Consultoria para produção sustentável de cacau

Dentro destes esforços dos fabricantes globais de chocolate em afastar as possíveis crises reputacionais trazidas no início da cadeia e endereçar os desafios da produção sustentável de cacau, destaca-se o Cocoa Plan, da Nestlé, que hoje figura entre a sexta e sétima maior empresa produtora, a depender do ranking e do ano.

O Cocoa Plan é um programa global de sustentabilidade da empresa para a cadeia do cacau que chegou ao Brasil em 2010 e, de lá para cá, diversas ações têm sido desenvolvidas com produtores de cacau, como: treinamentos sobre melhores práticas agrícolas; promoção a igualdade de gênero; orientações sobre cumprimento das leis e normas ambientais, trabalhistas e de direitos humanos. A iniciativa também oferece assistência técnica em todas as fazendas certificadas e paga um valor adicional pelo cacau sustentável adquirido – que varia de US$35 a US$100 de acordo com o fornecedor e a classificação do produtor dentro do Programa. Em 2016, KitKat se tornou a primeira marca de chocolates global a utilizar 100% de cacau com certificado de sustentabilidade e rastreável, fornecido através do programa.

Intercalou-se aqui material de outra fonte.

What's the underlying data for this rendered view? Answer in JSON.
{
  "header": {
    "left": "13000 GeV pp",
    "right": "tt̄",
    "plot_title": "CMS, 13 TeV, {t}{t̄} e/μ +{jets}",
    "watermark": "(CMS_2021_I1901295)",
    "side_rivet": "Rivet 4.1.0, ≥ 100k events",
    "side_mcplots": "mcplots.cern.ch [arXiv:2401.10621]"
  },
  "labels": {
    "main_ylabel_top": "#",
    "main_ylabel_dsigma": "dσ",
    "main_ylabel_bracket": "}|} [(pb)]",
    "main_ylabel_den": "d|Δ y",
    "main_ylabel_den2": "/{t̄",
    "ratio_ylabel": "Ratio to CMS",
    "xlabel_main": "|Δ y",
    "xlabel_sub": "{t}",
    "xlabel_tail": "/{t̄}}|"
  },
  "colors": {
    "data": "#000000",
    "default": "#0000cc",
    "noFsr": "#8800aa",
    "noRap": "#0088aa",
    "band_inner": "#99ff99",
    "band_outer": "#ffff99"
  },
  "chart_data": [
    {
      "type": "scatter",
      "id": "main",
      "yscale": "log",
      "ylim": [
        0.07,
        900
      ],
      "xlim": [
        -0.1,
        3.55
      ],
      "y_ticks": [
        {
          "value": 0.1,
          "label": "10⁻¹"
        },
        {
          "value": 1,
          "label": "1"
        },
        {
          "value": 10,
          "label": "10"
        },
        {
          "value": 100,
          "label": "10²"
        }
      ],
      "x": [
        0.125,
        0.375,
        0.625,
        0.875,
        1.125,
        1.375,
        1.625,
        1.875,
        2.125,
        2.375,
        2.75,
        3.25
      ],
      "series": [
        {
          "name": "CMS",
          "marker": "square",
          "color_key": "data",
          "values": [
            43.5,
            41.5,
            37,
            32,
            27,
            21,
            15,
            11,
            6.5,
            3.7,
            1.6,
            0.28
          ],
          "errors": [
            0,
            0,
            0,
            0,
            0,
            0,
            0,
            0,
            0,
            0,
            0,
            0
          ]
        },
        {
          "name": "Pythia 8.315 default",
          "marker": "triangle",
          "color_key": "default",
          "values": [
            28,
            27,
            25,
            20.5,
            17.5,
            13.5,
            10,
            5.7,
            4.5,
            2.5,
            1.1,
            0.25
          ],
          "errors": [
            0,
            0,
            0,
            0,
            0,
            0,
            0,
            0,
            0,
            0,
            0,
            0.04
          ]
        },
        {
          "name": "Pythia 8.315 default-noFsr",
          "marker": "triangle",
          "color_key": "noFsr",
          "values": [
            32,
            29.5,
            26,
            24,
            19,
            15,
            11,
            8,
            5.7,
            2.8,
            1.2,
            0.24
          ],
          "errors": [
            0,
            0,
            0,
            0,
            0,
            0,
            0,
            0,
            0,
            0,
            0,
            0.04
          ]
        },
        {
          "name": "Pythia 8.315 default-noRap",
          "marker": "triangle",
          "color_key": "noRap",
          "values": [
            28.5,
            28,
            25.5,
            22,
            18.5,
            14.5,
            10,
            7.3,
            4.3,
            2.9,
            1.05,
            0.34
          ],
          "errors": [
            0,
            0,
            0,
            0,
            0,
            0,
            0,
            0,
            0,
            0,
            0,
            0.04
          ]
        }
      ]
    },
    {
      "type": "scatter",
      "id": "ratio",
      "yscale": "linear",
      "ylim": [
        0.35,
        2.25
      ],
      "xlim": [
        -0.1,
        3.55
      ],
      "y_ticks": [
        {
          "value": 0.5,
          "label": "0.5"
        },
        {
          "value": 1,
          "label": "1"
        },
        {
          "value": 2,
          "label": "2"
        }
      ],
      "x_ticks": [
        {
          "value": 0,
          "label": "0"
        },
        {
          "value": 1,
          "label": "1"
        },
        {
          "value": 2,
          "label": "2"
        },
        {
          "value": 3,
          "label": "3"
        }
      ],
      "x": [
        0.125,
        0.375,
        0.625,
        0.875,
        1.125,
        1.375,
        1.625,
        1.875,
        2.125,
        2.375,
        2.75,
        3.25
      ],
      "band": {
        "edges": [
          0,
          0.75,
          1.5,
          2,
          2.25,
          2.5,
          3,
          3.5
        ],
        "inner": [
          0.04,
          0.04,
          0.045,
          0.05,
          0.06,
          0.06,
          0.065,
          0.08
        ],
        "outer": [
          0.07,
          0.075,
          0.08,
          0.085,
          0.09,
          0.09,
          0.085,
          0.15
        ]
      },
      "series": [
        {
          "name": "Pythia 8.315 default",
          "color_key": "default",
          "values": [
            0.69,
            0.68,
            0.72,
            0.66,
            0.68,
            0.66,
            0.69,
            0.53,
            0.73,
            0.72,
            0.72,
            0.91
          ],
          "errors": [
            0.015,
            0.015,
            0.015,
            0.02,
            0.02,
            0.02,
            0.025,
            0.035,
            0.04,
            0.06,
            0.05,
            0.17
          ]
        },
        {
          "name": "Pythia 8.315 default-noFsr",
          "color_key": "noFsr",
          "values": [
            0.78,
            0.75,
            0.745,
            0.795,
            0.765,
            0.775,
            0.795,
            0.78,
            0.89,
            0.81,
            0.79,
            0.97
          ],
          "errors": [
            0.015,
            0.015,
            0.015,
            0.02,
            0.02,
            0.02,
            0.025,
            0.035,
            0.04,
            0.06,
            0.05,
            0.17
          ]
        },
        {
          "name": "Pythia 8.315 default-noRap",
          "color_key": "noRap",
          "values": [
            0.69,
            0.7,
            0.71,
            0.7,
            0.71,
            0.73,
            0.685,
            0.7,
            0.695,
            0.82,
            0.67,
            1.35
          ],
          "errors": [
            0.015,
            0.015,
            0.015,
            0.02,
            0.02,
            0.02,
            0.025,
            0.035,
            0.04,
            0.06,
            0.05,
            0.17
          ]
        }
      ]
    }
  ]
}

Atualmente, no Brasil, são 1.700 produtores de cacau participando do projeto e a meta é chegar a 3500 produtores certificados até o final de 2022. Nesta viagem, Neo Mondo visitou duas propriedades em Ilhéus que fazem parte da iniciativa promovida pela Nestlé. Uma delas foi a fazenda Boa Sentença, que conta com 300 hectares de cacau e é hoje comandada pela filha de seu fundador, Claudia Sá. A propriedade, que já ganhou diversas premiações pela qualidade da sua produção, faz parte da Agrícola Cantagalo, maior produtora de cacau do Brasil, com 14 fazendas localizadas na região, sendo que 13 fazem parte do Cocoa Plan. Se analisarmos a realidade da produção mundial de cacau apontada pela ICCO, as fazendas visitadas podem ser consideradas exceção na realidade global, por isso mesmo que suas técnicas e tecnologias de produção impressionam, sem contar com o exemplo de liderança feminina de Claudia Sá.

Cientes de que a Cantagalo é exceção, iniciativas como a do lançamento do Manual de Nutrição e Adubação do Cacaueiro são de extrema importância. A publicação é resultado de quatro anos de pesquisas em fazendas cacaueiras localizadas na Bahia e no Espírito Santo, em que técnicos da RR Agroflorestal identificaram oportunidades de aumento da produtividade em diferentes sistemas de manejo e produção de cacau.

“Reunir informações em um manual e orientar o agricultor sobre o manejo de adubação da lavoura é considerado algo inédito e será uma importante contribuição ao cacauicultor brasileiro. O manual permite que o produtor possa fazer o manejo nutricional de forma adequada desde a fase do plantio até a produção, com base nos resultados obtidos na nossa pesquisa”, explica Igor Mota, Head de Agricultura da Nestlé Brasil.

Em 2021, a Nestlé lançou ainda o Theo, um assistente virtual que, via chatbot, responde dúvidas técnicas de agricultores sobre as fases de cultivo do cacau no campo. Por meio de inteligência artificial, mas buscando identificação humanizada com o produtor, o assistente virtual é uma iniciativa inédita para os agricultores e foi programado para responder as dúvidas diretamente pelo WhatsApp, de forma interativa e dinâmica.

Devido a rapidez nas respostas, qualidade do conteúdo e facilidade de uso da ferramenta, o Theo já possui cerca de 1.100 usuários e média de 4.000 acessos mensais. Entre os temas mais acessados estão: clima e solo; adubação, calagem e nutrição; pragas, doenças e plantas daninhas; beneficiamento e agroindústria; genética e propagação; implantação, manejo e rotina e irrigação e fertirrigação.

*Oscar Lopes viajou a Ilhéus a convite da Nestlé.